The plot of this parable is as follows. There was a man who owed a large sum to his master, and whom the master sent to answer. And so, knowing that he would not be able to pay, he went to those who owed the master and invited them to rewrite the promissory notes and reduce the amount in these promissory notes. The Lord did not bring this parable so that we would essentially imitate a swindler. Christ says that every person has the opportunity to alleviate the lot of another person. The wealth we possess is not our property. It is God's property. But we can use it to do good to people, and through this make friends.

Question: Are Christians allowed to live in luxury?

Metropolitan Hilarion: To answer this question, we can remember the words of Jesus Christ: “It is difficult for a rich man to enter the Kingdom of Heaven; … it is easier for a camel to go through the eye of a needle than for a rich man to enter the kingdom of God” (Matthew 19:23-24).

These words, however, do not close the door of the Kingdom of Heaven for rich people. One of the most important parables of the Gospel of Luke is devoted to this topic - the parable of the rich man and Lazarus, which says that after his death the rich man went to hell, and the beggar Lazarus, who lay at his gate, went to heaven.

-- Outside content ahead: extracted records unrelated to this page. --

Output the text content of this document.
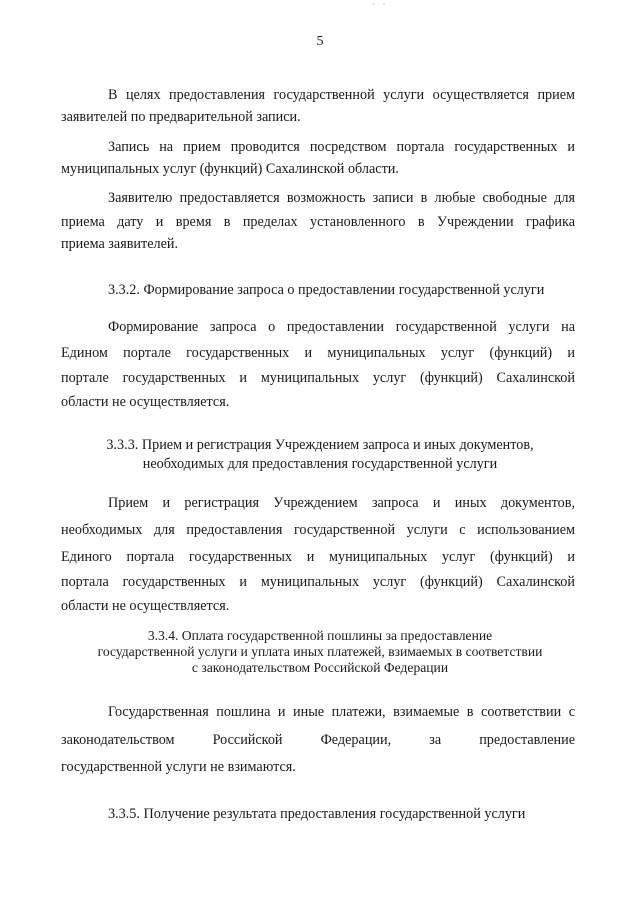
· ·
5
В целях предоставления государственной услуги осуществляется прием
заявителей по предварительной записи.
Запись на прием проводится посредством портала государственных и
муниципальных услуг (функций) Сахалинской области.
Заявителю предоставляется возможность записи в любые свободные для
приема дату и время в пределах установленного в Учреждении графика
приема заявителей.
3.3.2. Формирование запроса о предоставлении государственной услуги
Формирование запроса о предоставлении государственной услуги на
Едином портале государственных и муниципальных услуг (функций) и
портале государственных и муниципальных услуг (функций) Сахалинской
области не осуществляется.
3.3.3. Прием и регистрация Учреждением запроса и иных документов,
необходимых для предоставления государственной услуги
Прием и регистрация Учреждением запроса и иных документов,
необходимых для предоставления государственной услуги с использованием
Единого портала государственных и муниципальных услуг (функций) и
портала государственных и муниципальных услуг (функций) Сахалинской
области не осуществляется.
3.3.4. Оплата государственной пошлины за предоставление
государственной услуги и уплата иных платежей, взимаемых в соответствии
с законодательством Российской Федерации
Государственная пошлина и иные платежи, взимаемые в соответствии с
законодательством Российской Федерации, за предоставление
государственной услуги не взимаются.
3.3.5. Получение результата предоставления государственной услуги
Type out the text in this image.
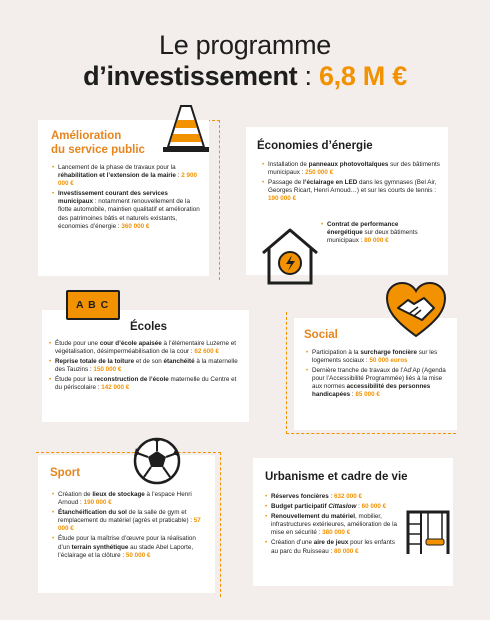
Le programme
d’investissement : 6,8 M €
Amélioration
du service public
• Lancement de la phase de travaux pour la réhabilitation et l’extension de la mairie : 2 900 000 €
• Investissement courant des services municipaux : notamment renouvellement de la flotte automobile, maintien qualitatif et amélioration des patrimoines bâtis et naturels existants, économies d’énergie : 360 000 €
Économies d’énergie
• Installation de panneaux photovoltaïques sur des bâtiments municipaux : 250 000 €
• Passage de l’éclairage en LED dans les gymnases (Bel Air, Georges Ricart, Henri Arnoud…) et sur les courts de tennis : 190 000 €
• Contrat de performance énergétique sur deux bâtiments municipaux : 80 000 €
Écoles
• Étude pour une cour d’école apaisée à l’élémentaire Luzerne et végétalisation, désimperméabilisation de la cour : 62 600 €
• Reprise totale de la toiture et de son étanchéité à la maternelle des Tauzins : 150 000 €
• Étude pour la reconstruction de l’école maternelle du Centre et du périscolaire : 142 000 €
A B C
Social
• Participation à la surcharge foncière sur les logements sociaux : 50 000 euros
• Dernière tranche de travaux de l’Ad’Ap (Agenda pour l’Accessibilité Programmée) liés à la mise aux normes accessibilité des personnes handicapées : 85 000 €
Sport
• Création de lieux de stockage à l’espace Henri Arnoud : 190 000 €
• Étanchéification du sol de la salle de gym et remplacement du matériel (agrès et praticable) : 57 000 €
• Étude pour la maîtrise d’œuvre pour la réalisation d’un terrain synthétique au stade Abel Laporte, l’éclairage et la clôture : 50 000 €
Urbanisme et cadre de vie
• Réserves foncières : 632 000 €
• Budget participatif Cittaslow : 60 000 €
• Renouvellement du matériel, mobilier, infrastructures extérieures, amélioration de la mise en sécurité : 380 000 €
• Création d’une aire de jeux pour les enfants au parc du Ruisseau : 80 000 €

But, as the Holy Fathers interpret, the rich man did not go to hell because he was rich, but because he did not notice the beggar Lazarus and did not share his wealth with him. And the beggar did not go to heaven because he was a beggar. That is, wealth itself does not close the gates of the Kingdom of Heaven for a person, but if a person is rich, this means that God has given him the opportunity to do good, to help people, and these opportunities must be taken advantage of.